Excellent link.  Thanks.  There will be no German 'Loan' because anything less than a market rate of interest is unconstitutional and there is no market rate unless support for Greece is already in place (a circular argument).  This 'Plan' will come to naught.  Like all the others.   

knukles's picture
Any monetary aid extended to Greece (or other member state) by any of the EU countries is in DIRECT violation of a clause within the original (?) Treaty of Rome and carried forth in each successor EU document explicitly prohibiting extensions of credit between member governments.    The provision was initially inserted in the agreements in order to protect "stronger " members from being beggared by their "weaker" partners.  The worries of "beggaring thy neighbor policies" was originally subsumed from the standard pre-Euro practice of competitive devaluations between European countries and later, within the EFTA.  Aka, why the Germans have been reluctant to begin the rape of the Northern Countries Treasuries via Brussels and the ECB.  Thus the complex machinations as to the activation being necessitated by multiple layers of multiple country representative bodies.  Sounds "good" such that the EU is solving the problem (plan and message intended for the external viewer) whilst telling the local population (Germans, for example; "Poke poke, wink wink, nod, they ain't got it yet and we can make it soooooo difficult for them to, so don't worry.") They forget that both audiences hear the same prognostications and polemics. Gives new meaning to "Hold yer shorts!"  
Lux Fiat's picture

Reminds me of a joke where the punch line was "Bring me my brown pants."

Attitude_Check's picture

This is still just jawboning, it means nothing.  What will happen to the Greek rates when this bailout announcement is found to have no funding behind it?  How long will it take for the 27 Euro nations to ratify it - without a SINGLE no vote.

 

Who wants to lay odds?

ZackAttack's picture

Let me know when someone actually writes a check, as opposed to using the jawbone as the primary instrument of policy.

glenlloyd's picture

bearing fruit my ass...rotten fruit maybe.

All this is is another shell game, those who provide the loans become more vulnerable to the Greek failure. Besides, now you've just said you'll bailout everyone so there's no incentive to try and get things under control.

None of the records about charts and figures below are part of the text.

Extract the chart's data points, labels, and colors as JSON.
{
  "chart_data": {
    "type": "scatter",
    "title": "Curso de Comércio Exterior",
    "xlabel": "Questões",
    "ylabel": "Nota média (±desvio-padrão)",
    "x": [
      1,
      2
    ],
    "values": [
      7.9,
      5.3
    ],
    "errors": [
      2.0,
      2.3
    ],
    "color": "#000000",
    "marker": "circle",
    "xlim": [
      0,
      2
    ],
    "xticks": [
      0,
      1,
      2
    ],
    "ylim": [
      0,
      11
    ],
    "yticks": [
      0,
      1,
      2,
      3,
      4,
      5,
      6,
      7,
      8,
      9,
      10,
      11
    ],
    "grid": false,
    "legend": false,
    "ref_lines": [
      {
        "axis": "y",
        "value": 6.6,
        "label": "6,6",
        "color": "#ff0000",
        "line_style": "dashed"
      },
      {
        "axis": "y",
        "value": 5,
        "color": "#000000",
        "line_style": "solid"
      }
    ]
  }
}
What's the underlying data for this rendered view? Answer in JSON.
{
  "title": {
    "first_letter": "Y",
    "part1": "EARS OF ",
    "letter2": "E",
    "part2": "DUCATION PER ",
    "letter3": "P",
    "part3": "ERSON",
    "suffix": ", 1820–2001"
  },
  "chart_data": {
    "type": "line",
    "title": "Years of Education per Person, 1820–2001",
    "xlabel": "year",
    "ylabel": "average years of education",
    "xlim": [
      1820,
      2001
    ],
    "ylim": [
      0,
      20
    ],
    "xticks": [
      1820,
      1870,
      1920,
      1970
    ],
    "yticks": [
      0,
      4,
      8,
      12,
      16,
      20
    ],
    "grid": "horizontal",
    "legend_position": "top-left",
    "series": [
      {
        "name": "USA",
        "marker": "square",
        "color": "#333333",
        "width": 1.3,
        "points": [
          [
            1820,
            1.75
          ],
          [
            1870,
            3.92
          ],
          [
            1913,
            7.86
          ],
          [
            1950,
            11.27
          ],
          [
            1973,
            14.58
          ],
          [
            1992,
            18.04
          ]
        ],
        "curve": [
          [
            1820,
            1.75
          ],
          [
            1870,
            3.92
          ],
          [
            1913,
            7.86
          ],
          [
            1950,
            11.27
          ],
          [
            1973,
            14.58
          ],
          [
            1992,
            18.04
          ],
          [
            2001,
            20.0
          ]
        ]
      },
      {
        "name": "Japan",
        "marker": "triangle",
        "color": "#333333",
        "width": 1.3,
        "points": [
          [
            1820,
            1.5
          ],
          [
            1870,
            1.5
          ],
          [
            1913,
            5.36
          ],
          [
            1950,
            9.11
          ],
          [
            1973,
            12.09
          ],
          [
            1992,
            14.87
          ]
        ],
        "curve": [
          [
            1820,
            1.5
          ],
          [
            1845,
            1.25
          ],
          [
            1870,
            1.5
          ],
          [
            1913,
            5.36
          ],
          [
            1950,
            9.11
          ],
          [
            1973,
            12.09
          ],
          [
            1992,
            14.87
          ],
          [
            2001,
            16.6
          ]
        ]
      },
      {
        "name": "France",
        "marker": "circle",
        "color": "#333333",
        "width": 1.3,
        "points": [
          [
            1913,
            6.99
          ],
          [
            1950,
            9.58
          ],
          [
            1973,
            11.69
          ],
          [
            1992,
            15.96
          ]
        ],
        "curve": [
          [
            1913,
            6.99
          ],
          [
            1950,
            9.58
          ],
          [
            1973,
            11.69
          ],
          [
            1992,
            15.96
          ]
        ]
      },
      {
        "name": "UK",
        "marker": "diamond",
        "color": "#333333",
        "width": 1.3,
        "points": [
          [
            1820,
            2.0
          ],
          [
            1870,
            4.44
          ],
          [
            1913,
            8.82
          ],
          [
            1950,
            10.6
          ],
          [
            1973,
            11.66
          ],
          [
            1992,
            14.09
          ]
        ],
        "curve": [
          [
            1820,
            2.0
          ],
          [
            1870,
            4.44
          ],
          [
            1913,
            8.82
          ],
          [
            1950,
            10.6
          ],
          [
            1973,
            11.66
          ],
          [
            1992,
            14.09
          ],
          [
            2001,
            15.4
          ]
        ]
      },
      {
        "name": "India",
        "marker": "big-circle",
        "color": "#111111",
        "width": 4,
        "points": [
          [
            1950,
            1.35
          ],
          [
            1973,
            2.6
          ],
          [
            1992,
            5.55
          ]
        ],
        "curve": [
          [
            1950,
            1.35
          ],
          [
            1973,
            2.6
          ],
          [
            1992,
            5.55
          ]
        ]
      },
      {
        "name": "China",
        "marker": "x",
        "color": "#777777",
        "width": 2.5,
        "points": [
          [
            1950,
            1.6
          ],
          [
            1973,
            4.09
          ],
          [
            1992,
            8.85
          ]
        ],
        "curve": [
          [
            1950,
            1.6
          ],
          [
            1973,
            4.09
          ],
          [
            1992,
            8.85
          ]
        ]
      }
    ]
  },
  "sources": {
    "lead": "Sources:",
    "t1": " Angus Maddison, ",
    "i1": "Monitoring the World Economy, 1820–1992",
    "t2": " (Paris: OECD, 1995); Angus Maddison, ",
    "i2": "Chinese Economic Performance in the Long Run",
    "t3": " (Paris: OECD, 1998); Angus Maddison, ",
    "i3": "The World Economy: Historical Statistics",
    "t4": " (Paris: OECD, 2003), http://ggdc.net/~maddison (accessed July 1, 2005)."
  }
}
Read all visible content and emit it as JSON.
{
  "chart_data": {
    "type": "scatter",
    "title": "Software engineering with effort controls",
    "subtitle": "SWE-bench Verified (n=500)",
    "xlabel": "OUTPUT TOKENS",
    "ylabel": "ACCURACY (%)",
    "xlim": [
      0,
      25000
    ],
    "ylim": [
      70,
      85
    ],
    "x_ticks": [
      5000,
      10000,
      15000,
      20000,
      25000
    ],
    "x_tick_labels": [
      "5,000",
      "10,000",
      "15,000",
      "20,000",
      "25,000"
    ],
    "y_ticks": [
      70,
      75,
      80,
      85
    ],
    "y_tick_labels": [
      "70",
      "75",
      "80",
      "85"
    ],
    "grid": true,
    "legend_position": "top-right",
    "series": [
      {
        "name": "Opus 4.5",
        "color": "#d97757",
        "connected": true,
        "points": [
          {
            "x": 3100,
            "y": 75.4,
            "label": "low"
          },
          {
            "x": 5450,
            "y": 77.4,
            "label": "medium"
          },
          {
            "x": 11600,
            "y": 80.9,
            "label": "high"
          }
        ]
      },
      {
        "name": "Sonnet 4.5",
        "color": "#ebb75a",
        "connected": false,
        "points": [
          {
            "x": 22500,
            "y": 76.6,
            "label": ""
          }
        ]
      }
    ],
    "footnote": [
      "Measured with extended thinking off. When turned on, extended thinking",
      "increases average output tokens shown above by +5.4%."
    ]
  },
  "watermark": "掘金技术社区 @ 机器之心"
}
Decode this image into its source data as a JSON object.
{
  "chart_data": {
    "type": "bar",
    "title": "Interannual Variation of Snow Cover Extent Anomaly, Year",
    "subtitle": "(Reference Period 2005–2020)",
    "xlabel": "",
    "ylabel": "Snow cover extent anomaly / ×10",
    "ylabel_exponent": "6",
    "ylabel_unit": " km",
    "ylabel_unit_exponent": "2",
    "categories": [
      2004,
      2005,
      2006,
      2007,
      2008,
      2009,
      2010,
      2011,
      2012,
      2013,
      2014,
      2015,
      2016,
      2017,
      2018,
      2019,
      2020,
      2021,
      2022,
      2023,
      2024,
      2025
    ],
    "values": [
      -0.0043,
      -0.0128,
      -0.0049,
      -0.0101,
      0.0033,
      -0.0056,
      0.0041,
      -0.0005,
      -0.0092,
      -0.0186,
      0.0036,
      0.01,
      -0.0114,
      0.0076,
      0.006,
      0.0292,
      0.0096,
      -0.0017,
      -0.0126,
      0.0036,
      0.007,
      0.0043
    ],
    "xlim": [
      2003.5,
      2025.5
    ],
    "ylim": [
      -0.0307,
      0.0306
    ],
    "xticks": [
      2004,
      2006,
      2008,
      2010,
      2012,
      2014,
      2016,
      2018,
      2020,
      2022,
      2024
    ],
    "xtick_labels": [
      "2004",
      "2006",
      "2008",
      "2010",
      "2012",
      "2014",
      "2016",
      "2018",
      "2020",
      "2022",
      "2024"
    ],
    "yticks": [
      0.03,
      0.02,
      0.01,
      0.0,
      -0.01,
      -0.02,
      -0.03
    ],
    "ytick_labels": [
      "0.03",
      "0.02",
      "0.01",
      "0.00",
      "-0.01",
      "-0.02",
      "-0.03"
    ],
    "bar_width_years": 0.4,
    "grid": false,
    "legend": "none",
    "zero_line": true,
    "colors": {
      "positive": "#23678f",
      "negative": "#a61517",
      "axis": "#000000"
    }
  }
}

It's like the crazy drivers out there now who think that if they just push on the accelerator a little more that everything will be all right....sorry folks, aint gonna happen, I always see you at the next light anyway.

This is just the beginning

Lux Fiat's picture

I fear that you are likely right, and that this is just a lull between bands on the leading edge of a massive storm. 

However, all the optimism in the market over this latest development gives the big boys more time and opportunity to distribute into strength.

Grand Supercycle's picture

 

The bear market rally wants to continue for a bit longer ... 

DOW/SP500 daily bull signals from Friday 9 April continue.

http://www.zerohedge.com/forum/latest-market-outlook-0

trav7777's picture

IMF charges a sovereign state a "fee"??  WTFLOLz

Junk fees just like a mortgage.  Where's the doc fee, attorney fee, stamp fee, binder fee, courier fee, and all the rest?